🤖 AI Summary
Existing product bundling recommendation methods exhibit limitations in multimodal semantic understanding and large-model knowledge utilization, particularly in modeling deep associations between non-textual modalities (e.g., images and text) and bundling logic. To address this, we propose a unified multimodal tokenization and multiple-choice question-answering reformulation framework tailored for e-commerce bundling recommendation—transforming image–text relationships into structured language tasks. We introduce, for the first time, a soft-separation token mechanism and a lightweight multimodal fusion module, coupled with a progressive decoupling fine-tuning strategy that separately optimizes bundling pattern learning and domain-specific semantic understanding. Evaluated across two domains and four benchmark datasets, our approach consistently outperforms state-of-the-art methods, achieving significant improvements in recommendation relevance, diversity, and interpretability.
📝 Abstract
Recent advances in product bundling have leveraged multimodal information through sophisticated encoders, but remain constrained by limited semantic understanding and a narrow scope of knowledge. Therefore, some attempts employ In-context Learning (ICL) to explore the potential of large language models (LLMs) for their extensive knowledge and complex reasoning abilities.
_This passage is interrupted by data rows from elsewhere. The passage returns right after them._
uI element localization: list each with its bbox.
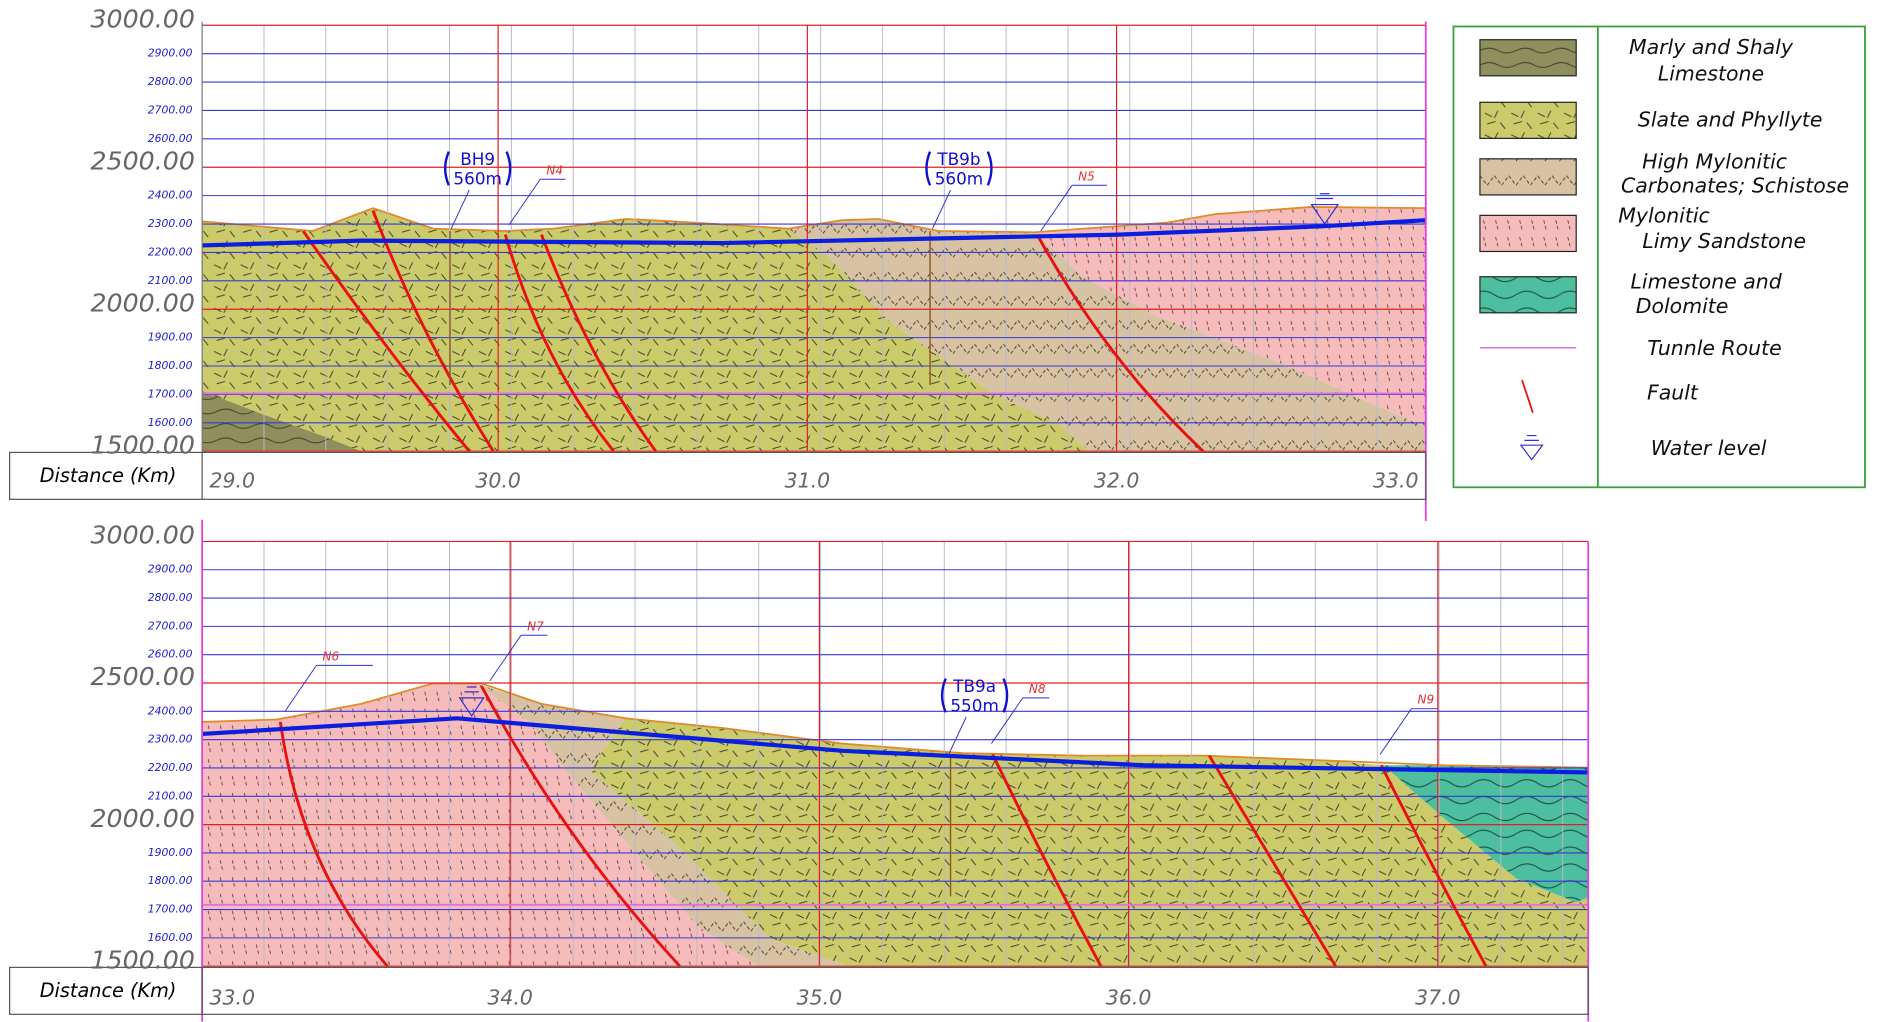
y-tick-label: 2100.00 xyxy=(148,274,193,287)
x-tick-label: 35.0 xyxy=(797,986,843,1010)
y-tick-label: 2300.00 xyxy=(148,733,193,746)
y-tick-label: 2000.00 xyxy=(90,804,194,833)
y-tick-label: 2500.00 xyxy=(90,146,194,175)
y-tick-label: 2900.00 xyxy=(148,47,193,60)
legend-swatch xyxy=(1480,277,1576,313)
y-tick-label: 1600.00 xyxy=(148,931,193,944)
grid xyxy=(202,25,1588,966)
legend-label: Water level xyxy=(1651,436,1767,460)
borehole-name: TB9a xyxy=(952,676,996,696)
legend-swatch xyxy=(1480,215,1576,251)
legend-label: Carbonates; Schistose xyxy=(1621,173,1849,197)
legend-swatch xyxy=(1480,102,1576,138)
y-tick-label: 1900.00 xyxy=(148,331,193,344)
y-tick-label: 3000.00 xyxy=(90,4,194,33)
legend-label: Dolomite xyxy=(1636,294,1729,318)
fault-label: N6 xyxy=(323,649,340,663)
y-tick-label: 2700.00 xyxy=(148,619,193,632)
axis-label: Distance (Km) xyxy=(40,464,177,487)
y-tick-label: 1500.00 xyxy=(90,430,194,459)
leader xyxy=(509,179,566,225)
y-tick-label: 1500.00 xyxy=(90,945,194,974)
axis-label: Distance (Km) xyxy=(40,979,177,1002)
borehole-name: TB9b xyxy=(936,149,980,169)
y-tick-label: 2100.00 xyxy=(148,789,193,802)
x-tick-label: 36.0 xyxy=(1106,986,1152,1010)
legend-label: High Mylonitic xyxy=(1642,149,1787,173)
fault-label: N7 xyxy=(527,619,544,633)
y-tick-label: 1700.00 xyxy=(148,387,193,400)
fault-label: N5 xyxy=(1078,169,1095,183)
page: { "panels": [ { "yticks": [ {"value": 30… xyxy=(0,0,1877,1022)
borehole-depth: 560m xyxy=(935,168,984,188)
legend-label: Limestone xyxy=(1658,62,1764,86)
legend-label: Marly and Shaly xyxy=(1629,35,1794,59)
geological-profile: 3000.002900.002800.002700.002600.002500.… xyxy=(0,0,1877,1022)
legend-label: Tunnle Route xyxy=(1647,336,1781,360)
legend-swatch xyxy=(1480,159,1576,195)
legend-box xyxy=(1453,26,1864,487)
y-tick-label: 1700.00 xyxy=(148,903,193,916)
y-tick-label: 2200.00 xyxy=(148,245,193,258)
x-tick-label: 29.0 xyxy=(209,468,255,492)
fault-label: N4 xyxy=(546,163,563,177)
legend-label: Mylonitic xyxy=(1618,204,1709,228)
y-tick-label: 2800.00 xyxy=(148,591,193,604)
y-tick-label: 3000.00 xyxy=(90,521,194,550)
y-tick-label: 2900.00 xyxy=(148,563,193,576)
y-tick-label: 2600.00 xyxy=(148,648,193,661)
borehole-depth: 560m xyxy=(453,168,502,188)
y-tick-label: 2500.00 xyxy=(90,662,194,691)
x-tick-label: 33.0 xyxy=(1373,468,1419,492)
y-tick-label: 2200.00 xyxy=(148,761,193,774)
y-tick-label: 2400.00 xyxy=(148,704,193,717)
x-tick-label: 37.0 xyxy=(1415,986,1461,1010)
legend-label: Limestone and xyxy=(1631,270,1783,294)
leader xyxy=(948,717,966,756)
y-tick-label: 2800.00 xyxy=(148,75,193,88)
leader xyxy=(991,698,1049,744)
legend-label: Fault xyxy=(1647,380,1699,404)
y-tick-label: 2600.00 xyxy=(148,132,193,145)
y-tick-label: 2300.00 xyxy=(148,217,193,230)
legend-label: Slate and Phyllyte xyxy=(1638,107,1823,131)
x-tick-label: 34.0 xyxy=(487,986,533,1010)
fault-label: N8 xyxy=(1029,682,1046,696)
leader xyxy=(1380,709,1438,755)
y-tick-label: 2000.00 xyxy=(90,288,194,317)
y-tick-label: 1800.00 xyxy=(148,359,193,372)
leader xyxy=(490,635,548,681)
legend-label: Limy Sandstone xyxy=(1642,229,1806,253)
x-tick-label: 32.0 xyxy=(1094,468,1140,492)
y-tick-label: 2400.00 xyxy=(148,189,193,202)
x-tick-label: 30.0 xyxy=(475,468,521,492)
fault-label: N9 xyxy=(1417,693,1434,707)
x-tick-label: 33.0 xyxy=(209,986,255,1010)
x-tick-label: 31.0 xyxy=(785,468,831,492)
borehole-depth: 550m xyxy=(950,695,999,715)
y-tick-label: 1900.00 xyxy=(148,846,193,859)
y-tick-label: 1600.00 xyxy=(148,416,193,429)
legend-swatch xyxy=(1480,40,1576,76)
y-tick-label: 1800.00 xyxy=(148,874,193,887)
borehole-name: BH9 xyxy=(460,149,495,169)
y-tick-label: 2700.00 xyxy=(148,103,193,116)
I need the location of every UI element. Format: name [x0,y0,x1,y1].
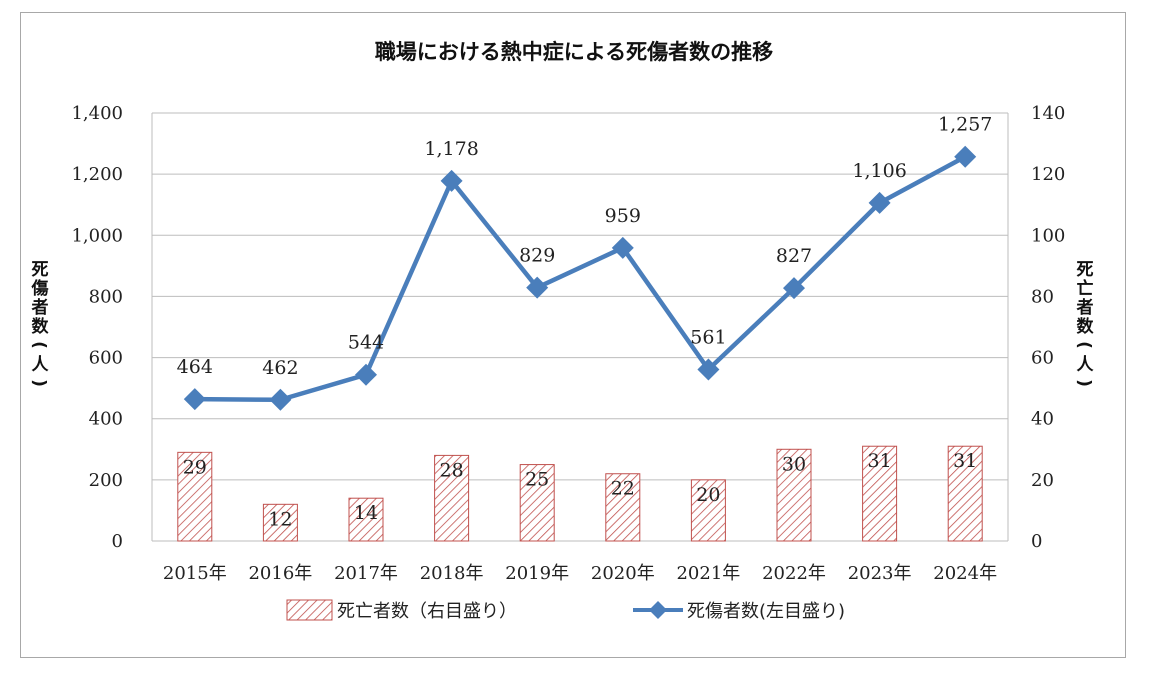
bar-data-label: 28 [440,459,464,481]
line-casualties [194,154,967,403]
legend-marker-casualties [649,601,667,619]
line-data-label: 544 [348,332,384,354]
y-tick-label-left: 1,000 [71,225,123,246]
line-marker [526,276,549,299]
bar-data-label: 25 [525,469,549,491]
bar-data-label: 20 [696,484,720,506]
bar-deaths [605,473,641,542]
bar-data-label: 22 [611,478,635,500]
y-tick-label-left: 1,200 [71,164,123,185]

However, these efforts are inadequate in understanding mulitmodal data and exploiting LLMs' knowledge for product bundling. To bridge the gap, we introduce Bundle-MLLM, a novel framework that fine-tunes LLMs through a hybrid item tokenization approach within a well-designed optimization strategy. Specifically, we integrate textual, media, and relational data into a unified tokenization, introducing a soft separation token to distinguish between textual and non-textual tokens. Additionally, a streamlined yet powerful multimodal fusion module is employed to embed all non-textual features into a single, informative token, significantly boosting efficiency. To tailor product bundling tasks for LLMs, we reformulate the task as a multiple-choice question with candidate items as options. We further propose a progressive optimization strategy that fine-tunes LLMs for disentangled objectives: 1) learning bundle patterns and 2) enhancing multimodal semantic understanding specific to product bundling. Extensive experiments on four datasets across two domains demonstrate that our approach outperforms a range of state-of-the-art (SOTA) methods.